Vulcan Energy Aktie: 2,2-Milliarden-Finanzierung für Lionheart
Vulcan Energy hat die Gesamtfinanzierung für die erste Ausbaustufe des Lithium- und Energieprojekts Lionheart abgeschlossen. Die Bauphase kann beginnen.

- Finanzierung für Projekt Lionheart komplett
- Sechster Bohrbrunnen erfolgreich abgeteuft
- Siemens liefert Automatisierungstechnik
- Neue Direktorin verstärkt den Aufsichtsrat
Vulcan Energy hat für sein Lithium- und Energieprojekt Lionheart den sogenannten Financial Close erreicht. Damit steht das komplette Finanzierungspaket aus strategischem Eigenkapital und Fremdkapital für die erste Ausbaustufe des Projekts, das der Nachricht zufolge auf 2,2 Milliarden Euro beziffert wird. In US-Dollar entspricht das rund 3,9 Milliarden. Der Meilenstein markiert für das Unternehmen den Übergang von der Planungs- in die Umsetzungsphase des integrierten Lithium- und erneuerbare-Energien-Vorhabens im Oberrheingraben.
Finanzierungspaket für Phase Eins steht
Mit dem Financial Close hat Vulcan Energy die entscheidende Hürde für den Bau der ersten Projektstufe genommen. Die Kombination aus Eigen- und Fremdkapital soll den integrierten Ansatz absichern, bei dem Lithiumgewinnung und geothermische Energieerzeugung in einem Verbund realisiert werden. Für Anleger ist das ein Signal, dass die kapitalintensive Bauphase nun tatsächlich finanziert ist – ein Punkt, an dem größere Rohstoffprojekte häufig scheitern oder sich verzögern.
Bohrfortschritt und Siemens-Technologie
Operativ kommt das Feldentwicklungsprogramm für Lionheart voran. Im Quartalsbericht zum 30. Juni 2026 bestätigte Vulcan Energy den erfolgreichen Abschluss der Bohrung des sechsten Produktions- beziehungsweise Reinjektionsbrunnens. Die Arbeiten am siebten Brunnen im Rahmen des Lionheart Field Development Plans haben bereits begonnen. Für das vierte Quartal 2026 peilt das Unternehmen den Abschluss des Baus des nächsten Bohrplatzes an.

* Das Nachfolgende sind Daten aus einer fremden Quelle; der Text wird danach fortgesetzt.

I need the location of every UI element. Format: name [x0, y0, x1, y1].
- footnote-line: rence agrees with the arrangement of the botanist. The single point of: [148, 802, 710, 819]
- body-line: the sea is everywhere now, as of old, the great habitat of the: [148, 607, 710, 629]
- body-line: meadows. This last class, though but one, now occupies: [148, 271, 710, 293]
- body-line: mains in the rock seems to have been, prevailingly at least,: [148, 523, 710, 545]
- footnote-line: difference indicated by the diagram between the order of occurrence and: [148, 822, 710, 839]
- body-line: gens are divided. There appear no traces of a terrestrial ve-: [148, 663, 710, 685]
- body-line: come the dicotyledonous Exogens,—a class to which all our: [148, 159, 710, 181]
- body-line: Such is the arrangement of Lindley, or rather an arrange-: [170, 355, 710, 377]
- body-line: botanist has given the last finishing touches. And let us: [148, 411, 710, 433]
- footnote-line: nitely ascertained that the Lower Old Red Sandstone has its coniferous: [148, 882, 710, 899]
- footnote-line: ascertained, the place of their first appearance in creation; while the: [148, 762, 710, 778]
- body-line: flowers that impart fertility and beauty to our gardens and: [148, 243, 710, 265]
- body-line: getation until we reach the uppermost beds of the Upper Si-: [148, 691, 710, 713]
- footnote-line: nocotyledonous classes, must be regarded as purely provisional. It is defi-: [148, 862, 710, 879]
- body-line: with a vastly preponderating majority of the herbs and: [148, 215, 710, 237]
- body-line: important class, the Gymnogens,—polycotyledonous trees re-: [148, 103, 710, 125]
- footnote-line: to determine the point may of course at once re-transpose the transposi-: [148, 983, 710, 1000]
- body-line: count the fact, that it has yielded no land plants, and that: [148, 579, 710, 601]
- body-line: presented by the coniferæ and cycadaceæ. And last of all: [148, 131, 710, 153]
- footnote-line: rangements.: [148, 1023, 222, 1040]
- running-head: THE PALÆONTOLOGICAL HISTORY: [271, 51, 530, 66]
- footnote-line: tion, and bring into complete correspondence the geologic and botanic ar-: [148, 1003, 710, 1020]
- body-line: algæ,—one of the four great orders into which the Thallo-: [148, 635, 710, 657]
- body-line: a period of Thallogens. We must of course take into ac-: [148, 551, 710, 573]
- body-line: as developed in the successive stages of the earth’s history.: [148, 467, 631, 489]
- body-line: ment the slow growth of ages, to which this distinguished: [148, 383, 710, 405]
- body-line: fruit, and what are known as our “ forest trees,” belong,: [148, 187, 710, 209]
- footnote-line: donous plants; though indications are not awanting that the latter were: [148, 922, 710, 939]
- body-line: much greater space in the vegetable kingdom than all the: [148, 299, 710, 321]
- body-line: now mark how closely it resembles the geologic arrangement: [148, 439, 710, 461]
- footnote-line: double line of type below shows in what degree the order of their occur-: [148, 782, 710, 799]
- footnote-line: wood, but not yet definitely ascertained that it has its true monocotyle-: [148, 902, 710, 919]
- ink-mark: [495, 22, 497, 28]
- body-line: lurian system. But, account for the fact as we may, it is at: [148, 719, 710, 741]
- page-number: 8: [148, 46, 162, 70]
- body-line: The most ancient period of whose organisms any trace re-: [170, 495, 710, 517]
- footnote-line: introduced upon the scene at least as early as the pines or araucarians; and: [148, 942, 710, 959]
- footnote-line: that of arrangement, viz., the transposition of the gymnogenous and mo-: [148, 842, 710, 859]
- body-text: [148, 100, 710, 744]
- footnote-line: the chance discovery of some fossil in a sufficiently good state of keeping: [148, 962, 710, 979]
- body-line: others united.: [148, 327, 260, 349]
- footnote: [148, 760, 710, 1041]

Technologisch stützt sich das Projekt auf eine Rahmenvereinbarung mit Siemens AG, die im April 2026 unterzeichnet wurde und ein Volumen von rund 40 Millionen Euro für Automatisierungs- und Digitalisierungstechnik umfasst. Mitte Juli erhielt Vulcan Energy die erste strategische Finanzierungstranche für das Lionheart-Projekt – ein weiteres Indiz dafür, dass sich Planung und Kapitalfluss inzwischen im Gleichschritt bewegen.
Neue Aufsichtsrätin verstärkt das Board
Personell baut Vulcan Energy seine Governance-Struktur aus. Am Mittwoch bestätigte das Unternehmen die Berufung von Amanda Lacaze, ehemalige Chefin von Lynas Rare Earths, zur unabhängigen nicht-geschäftsführenden Direktorin. Ihre Bestellung wird am 17. August wirksam, zugleich übernimmt sie einen Sitz im Audit-, Risiko- und ESG-Ausschuss. Die Personalie fügt sich in ein Muster: Während das operative Geschäft in die Bauphase übergeht, verstärkt Vulcan Energy parallel Aufsicht und Kontrolle auf Board-Ebene.
Kurs reagiert deutlich auf die Nachrichtenlage
Die Börse honorierte die Entwicklungen der vergangenen Woche: Am Freitag schloss die Aktie bei 1,78 Euro, ein Plus von 4,76 Prozent auf Tagesbasis. Auf Wochensicht summiert sich der Anstieg auf 15,78 Prozent. Die Erholung relativiert sich allerdings im längeren Zeitvergleich: Zum 52-Wochen-Hoch von 4,15 Euro, das am 15. Oktober 2025 markiert wurde, fehlen der Aktie weiterhin 57,04 Prozent. Der Financial Close für Lionheart liefert damit kurzfristig Rückenwind, ändert aber wenig an der Tatsache, dass Vulcan Energy von seinen Höchstständen noch weit entfernt ist.